A deal is yet to be finalized but an announcement could come as soon as Monday, the source said.
The Wall Street Journal said the other investors include large shareholders of the Seattle-based lender and may also involve other buyout firms, but noted that an agreement was yet to be finalized. (Video: CNBC's David Faber discusses the implications of a potential cash infustion)
According to the report, the investment looks like it could be both a common- and preferred-stock offering, adding that the preferred stock could be later converted to common shares, subject to a shareholder vote.
Also, TPG is expected to get a seat on the company's board, the WSJ said.
The U.S. government was not directly involved in shaping the deal, though banking regulators were likely made aware of WaMu's plans, the Journal said, citing sources familiar with the matter.
The plan sets aside the possibility of JPMorgan Chase potentially buying Washington Mutual at least for now, the report said.
JPMorgan made a preliminary offer for Washington Mutual after studying its financial state since March, but talks between the two firms stopped last week, the Journal said, quoting a person familiar with the situation.
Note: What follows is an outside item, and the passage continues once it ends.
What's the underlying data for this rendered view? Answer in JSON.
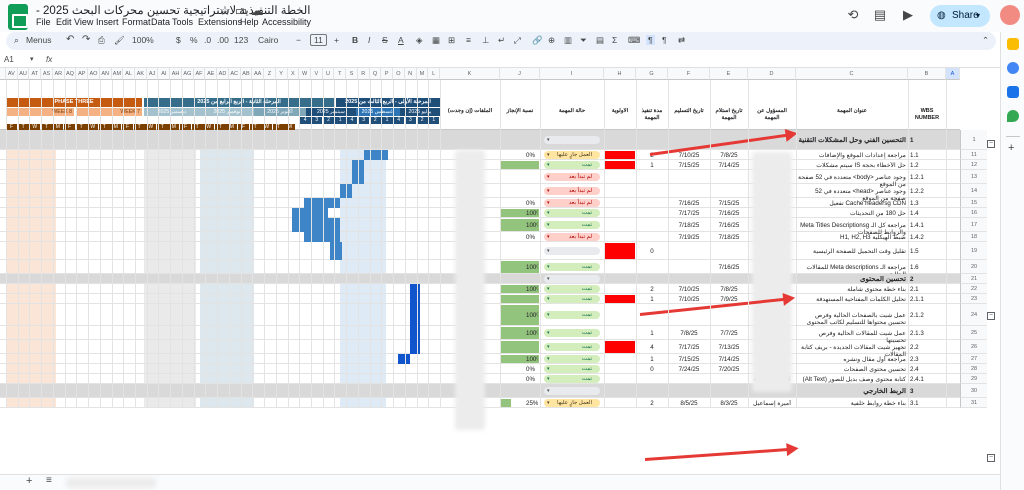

Washington Mutual , the largest U.S. savings and loan, has suffered heavy losses from the national mortgage crisis.
In January, the lender said it expected to set aside as much as $2 billion for credit losses in the current quarter.
A Washington Mutual representative was not immediately available for comment.
Thrifts -- so named because they originally offered only savings accounts -- have evolved into offering a range of financial products and make business and consumer loans as well as residential mortgages.
The thrift crisis of the 1980s closed many of them and their number has continued to decline as differences have narrowed between them and banks.